Later I saw his work in the local museum which focuses on the flora and fauna, the cycle of life, history and culture in a naïf style. It is very detailed and colourful. I walked along the path today where further artists exhibited but didn't visit as would have been embarrassed not to have made purchases. Some artists such as the proprietress, has had to stop painting for a while due to wrist problems and her sister Rosa who lives next door told me she suffers from asthma and now has to work in acrylics.
We also visited a community called Macarrón, on one of the other islands. They too had a small artists community,  small museum, library, and a church. The library, which is a very small building is the centre of the community, with internet access, classes and shelves of rather well used and old looking books. But at least they were used!
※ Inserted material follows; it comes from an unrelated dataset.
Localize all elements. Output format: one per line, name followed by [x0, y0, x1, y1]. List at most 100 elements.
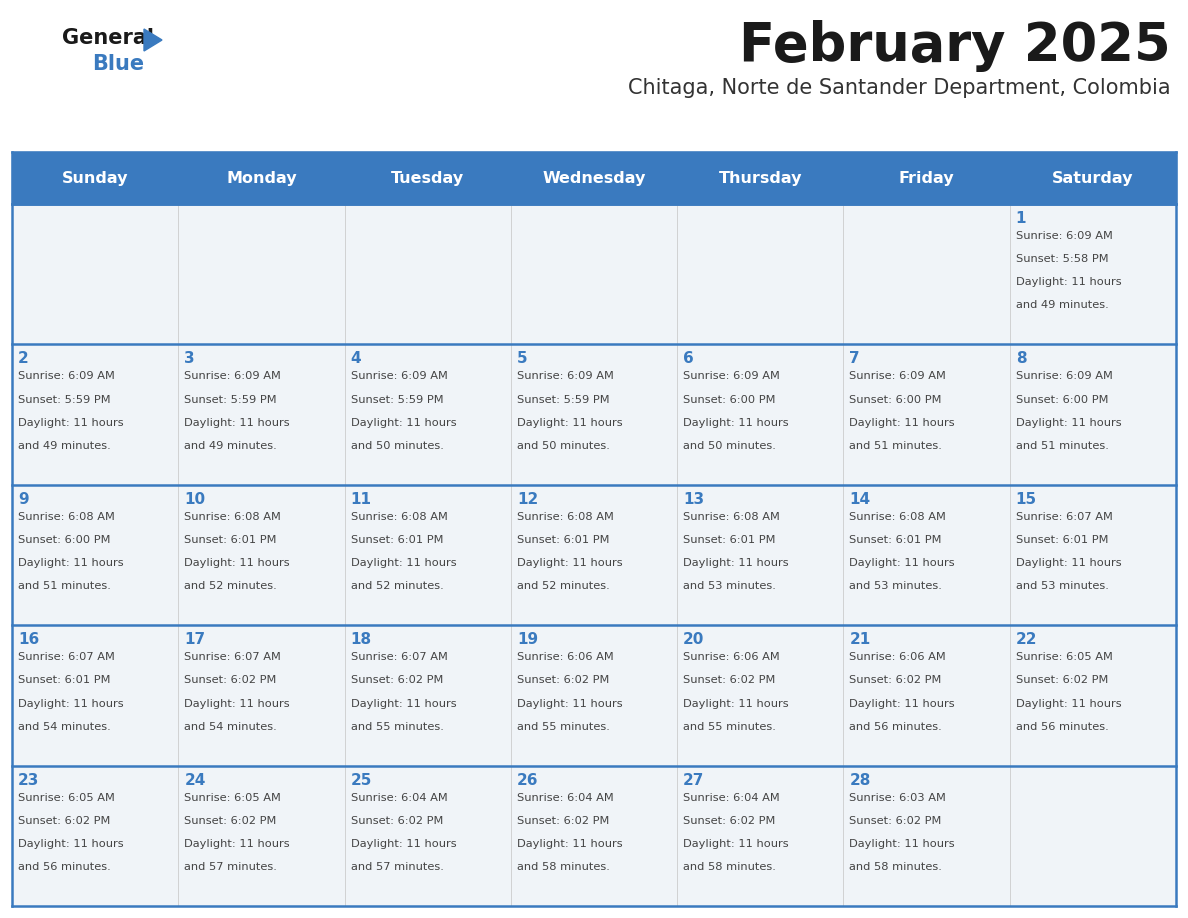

There was also more wild life today, both during the trip and on my own explorations of San Fernando this afternoon.
And some great views too!
I have to admit, this has been quite a culture shock. Costa Rica has become quite normal for me Ometepe last year was lovely, but this is really stepping back and questioning your expectations. It's a good learning opportunity with regard to your personal resourcefulness and hopefully will teach me not to get upset when the boiler breaks down or the utilities stop working! You just have to wipe the slate when it comes to expectations of normality! 
I am not sure the concept of jobs features here either. People work to mend things, catch and grow food, some of which they sell and some make craft items. When I walk in the afternoons, there is a lot of resting going on. My waitress prepares my food, then sits down waiting for the next thing that needs doing!
Ometepe here we come- they had hot water last year!


Wildlife list
Garcia capeverde-green heron
Zopilot-king vulture
Osprey
GUIs común-great kiskadee
Pescador colarejo-ringed kingfisher
Carpintero aledorado-golden olive woodpecker
Buco colarejo-white necked puff bird
Mica-oriole snake
Corredora-green headed streak snake
Hilo de oro- golden orb spider
Frigate bird
Capuchin monkey
Howler monkeys
Velaceous trogan
Grey hawk
Orange chinned parrot
Spotted sandpiper
Great banded ghekko

Hope I am not taking any passengers, as when I closed the lid of my case this morning a huuuge spider ran out  across the wall and behind the spare bed! 



1 comment:

  1. Hi Carolyn
    I truly admire your resilience and ability to cope with all the situations you encounter! I know I simply couldn't !!!
    Also such a good thing that your Spanish is now well established as you would be in deep water without it I think.
    It sounds extremely challenging and a completely different focus on the basics of life so well done gal for coping on your own and making the most of what I'm sure will be a significant talking point once you return home!
    Enjoy the remainder of your visit and do look after yourself especially with all those creepy crawlies around!!!